Washington D.C. awoke to an earthquake this morning around 5:00AM. Luckily it was small as earthquakes go, only 3.6 in magnitude. It should serve as a little reminder to us that the planet we live on is in a state of constant flux. Preparing for natural disasters should make sense to everyone, just like having car insurance does. I don’t drive my car around with the fear I’m going to be in an accident, but if I am in an accident, I know I have insurance to cover the damages. The same should holds true for disasters, being prepared is like having your own personal insurance policy.
So how can you prepare for an earthquake? The Red Cross provides a few basic tips for us:
- Become aware of fire evacuation and earthquake plans for all of the buildings you occupy regularly.
- Pick safe places in each room of your home, workplace and/or school. A safe place could be under a piece of furniture or against an interior wall away from windows, bookcases or tall furniture that could fall on you.
- Practice drop, cover and hold on in each safe place. If you do not have sturdy furniture to hold on to, sit on the floor next to an interior wall and cover your head and neck with your arms.
- Keep a flashlight and sturdy shoes by each person’s bed.
- Make sure your home is securely anchored to its foundation.
- Bolt and brace water heaters and gas appliances to wall studs.
- Bolt bookcases, china cabinets and other tall furniture to wall studs.
- Hang heavy items, such as pictures and mirrors, away from beds, couches and anywhere people sleep or sit.
- Brace overhead light fixtures.
- Install strong latches or bolts on cabinets.

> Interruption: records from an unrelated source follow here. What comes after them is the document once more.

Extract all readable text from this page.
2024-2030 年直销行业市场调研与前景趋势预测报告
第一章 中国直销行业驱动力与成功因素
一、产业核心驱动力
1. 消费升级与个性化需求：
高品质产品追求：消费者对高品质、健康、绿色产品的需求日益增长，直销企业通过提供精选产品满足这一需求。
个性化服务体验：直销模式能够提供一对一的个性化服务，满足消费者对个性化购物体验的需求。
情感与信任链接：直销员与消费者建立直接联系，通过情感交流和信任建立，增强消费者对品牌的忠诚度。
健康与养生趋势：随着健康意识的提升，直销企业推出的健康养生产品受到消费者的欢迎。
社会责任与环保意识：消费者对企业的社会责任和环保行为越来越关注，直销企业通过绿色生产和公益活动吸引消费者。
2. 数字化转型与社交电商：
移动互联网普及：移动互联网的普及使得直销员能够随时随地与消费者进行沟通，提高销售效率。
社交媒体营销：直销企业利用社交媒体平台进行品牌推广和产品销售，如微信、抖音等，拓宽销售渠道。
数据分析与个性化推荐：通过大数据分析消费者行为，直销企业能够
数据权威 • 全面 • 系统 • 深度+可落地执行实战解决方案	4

Large or heavy items should be closest to the floor.
- Learn how to shut off the gas valves in your home and keep a wrench handy for that purpose.
- Learn about your area’s seismic building standards and land use codes before you begin new construction.
- Keep and maintain an emergency supplies kit in an easy to access location.
Additionally, always have a fire extinguisher in your home and ensure everyone in the family knows how to operate it.